A Congressional hearing Monday revealed that Bayer Crop Sciences tried to quash a watchdog agency's investigation into Bayer safety lapses that killed two in an August 2008 explosion by claiming it wanted to protect the public from terrorists.

The plant in question was at Institute, WV, which had been notorious for 25 years for using methyl isocyanate, the same chemical that killed thousands in a Bhopal, India, spill in 1984. Bayer was essentially claiming that if the public knew about its use of methyl isocyanate, terrorists might use the information to harm people. The plant itself had terrified many neighbors there for decades.

This need for secrecy, Bayer claimed, justified suppressing most of the findings of the U.S. Chemical Safety Board, a watchdog agency that investigates the causes of major chemical accidents. At the urging of Bayer lawyers, the CSB delayed for a month a public hearing on its findings while it looked into Bayer's pleas for secrecy.
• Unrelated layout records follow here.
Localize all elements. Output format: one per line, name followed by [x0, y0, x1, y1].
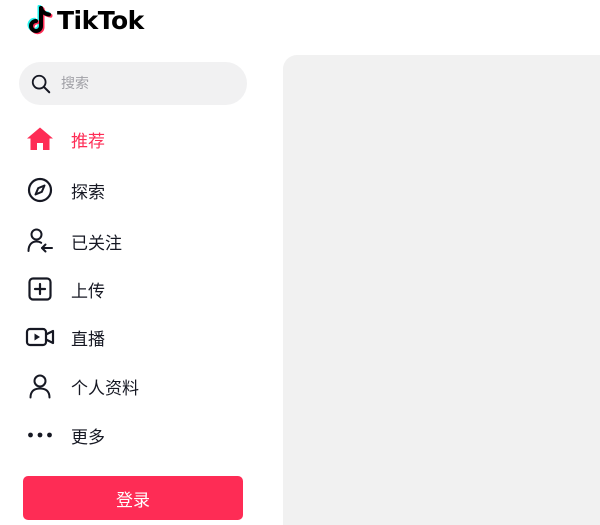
nav-item-following[interactable]: 已关注 — [20, 219, 250, 263]
profile-icon — [20, 370, 60, 402]
more-icon — [20, 419, 60, 451]
nav-item-upload[interactable]: 上传 — [20, 267, 250, 311]
tiktok-page: TikTok 推荐 探索 — [0, 0, 600, 525]
nav-label: 更多 — [71, 427, 105, 448]
nav-label: 推荐 — [71, 131, 105, 152]
tiktok-note-icon — [26, 5, 54, 37]
nav-item-more[interactable]: 更多 — [20, 413, 250, 457]
login-button[interactable]: 登录 — [23, 476, 243, 520]
main-content-panel — [283, 55, 600, 525]
tiktok-logo[interactable]: TikTok — [26, 4, 144, 38]
compass-icon — [20, 174, 60, 206]
following-icon — [20, 225, 60, 257]
nav-item-explore[interactable]: 探索 — [20, 168, 250, 212]
search-icon[interactable] — [30, 73, 52, 95]
nav-label: 上传 — [71, 281, 105, 302]
nav-item-live[interactable]: 直播 — [20, 315, 250, 359]
nav-label: 直播 — [71, 329, 105, 350]
nav-item-for-you[interactable]: 推荐 — [20, 117, 250, 161]
nav-label: 已关注 — [71, 233, 122, 254]
nav-label: 个人资料 — [71, 378, 139, 399]
nav-item-profile[interactable]: 个人资料 — [20, 364, 250, 408]
nav-label: 探索 — [71, 182, 105, 203]
search-input[interactable] — [61, 68, 231, 99]
brand-name: TikTok — [57, 6, 144, 35]
home-icon — [20, 123, 60, 155]
live-icon — [20, 321, 60, 353]
search-box[interactable] — [19, 62, 247, 105]
upload-icon — [20, 273, 60, 305]
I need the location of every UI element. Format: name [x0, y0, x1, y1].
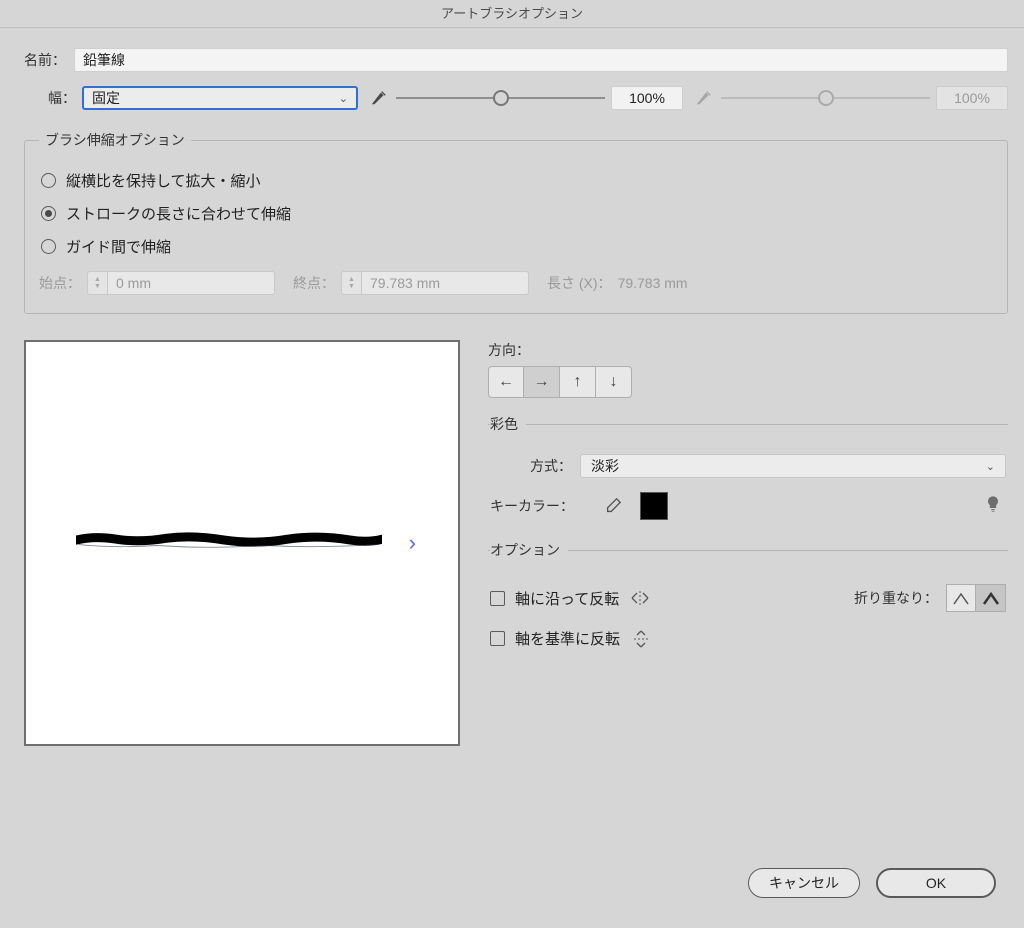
flip-along-label: 軸に沿って反転 [515, 588, 619, 609]
name-label: 名前： [24, 50, 66, 70]
flip-along-icon [627, 589, 653, 607]
flip-across-checkbox[interactable] [490, 631, 505, 646]
width-select[interactable]: 固定 ⌄ [82, 86, 358, 110]
end-value: 79.783 mm [361, 271, 529, 295]
width-select-value: 固定 [92, 88, 120, 108]
stretch-radio-stroke[interactable]: ストロークの長さに合わせて伸縮 [41, 203, 993, 224]
cancel-button[interactable]: キャンセル [748, 868, 860, 898]
width-percent-1[interactable]: 100% [611, 86, 683, 110]
tips-bulb-icon[interactable] [984, 495, 1006, 518]
stretch-opt1-label: 縦横比を保持して拡大・縮小 [66, 170, 261, 191]
stretch-radio-scale[interactable]: 縦横比を保持して拡大・縮小 [41, 170, 993, 191]
overlap-label: 折り重なり： [854, 588, 938, 608]
start-stepper: ▲▼ 0 mm [87, 271, 275, 295]
start-value: 0 mm [107, 271, 275, 295]
colorization-group: 彩色 方式： 淡彩 ⌄ キーカラー： [488, 414, 1008, 524]
length-value: 79.783 mm [618, 275, 688, 291]
stretch-legend: ブラシ伸縮オプション [39, 130, 191, 150]
pen-pressure-icon-2 [693, 87, 715, 109]
brush-preview: › [24, 340, 460, 746]
method-label: 方式： [490, 456, 580, 476]
overlap-btn-2[interactable] [976, 584, 1006, 612]
width-slider-1[interactable] [396, 87, 605, 109]
stretch-opt3-label: ガイド間で伸縮 [66, 236, 171, 257]
direction-arrow-icon: › [409, 530, 416, 556]
stretch-group: ブラシ伸縮オプション 縦横比を保持して拡大・縮小 ストロークの長さに合わせて伸縮… [24, 130, 1008, 314]
colorization-legend: 彩色 [490, 414, 526, 434]
stretch-opt2-label: ストロークの長さに合わせて伸縮 [66, 203, 291, 224]
direction-label: 方向： [488, 340, 1008, 360]
flip-across-label: 軸を基準に反転 [515, 628, 620, 649]
width-label: 幅： [24, 88, 82, 108]
end-stepper: ▲▼ 79.783 mm [341, 271, 529, 295]
flip-across-icon [628, 629, 654, 649]
width-slider-2 [721, 87, 930, 109]
method-value: 淡彩 [591, 456, 619, 476]
width-percent-2: 100% [936, 86, 1008, 110]
chevron-down-icon: ⌄ [986, 460, 995, 473]
eyedropper-icon[interactable] [602, 495, 624, 517]
options-group: オプション 軸に沿って反転 折り重なり： [488, 540, 1008, 669]
length-label: 長さ (X)： [547, 273, 612, 293]
keycolor-label: キーカラー： [490, 496, 602, 516]
name-input[interactable] [74, 48, 1008, 72]
chevron-down-icon: ⌄ [339, 92, 348, 105]
direction-down-button[interactable]: ↓ [596, 366, 632, 398]
dialog-title: アートブラシオプション [0, 0, 1024, 28]
stretch-radio-guides[interactable]: ガイド間で伸縮 [41, 236, 993, 257]
keycolor-swatch[interactable] [640, 492, 668, 520]
flip-along-checkbox[interactable] [490, 591, 505, 606]
ok-button[interactable]: OK [876, 868, 996, 898]
pen-pressure-icon [368, 87, 390, 109]
direction-up-button[interactable]: ↑ [560, 366, 596, 398]
overlap-btn-1[interactable] [946, 584, 976, 612]
direction-right-button[interactable]: → [524, 366, 560, 398]
method-select[interactable]: 淡彩 ⌄ [580, 454, 1006, 478]
start-label: 始点： [39, 273, 81, 293]
options-legend: オプション [490, 540, 568, 560]
end-label: 終点： [293, 273, 335, 293]
direction-left-button[interactable]: ← [488, 366, 524, 398]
Bayer's concern over protecting the public, it turned out, did not extend to adequately training plant operators, correcting deficient procedures, upgrading inadequate equipment, refraining from bypassing critical safety interlocks, or preventing employee overwork and fatigue. Those were among the factors the CSB found contributing to the "accident."

The CSB will hold a public hearing on its findings in Institute, WV, April 23, 2009.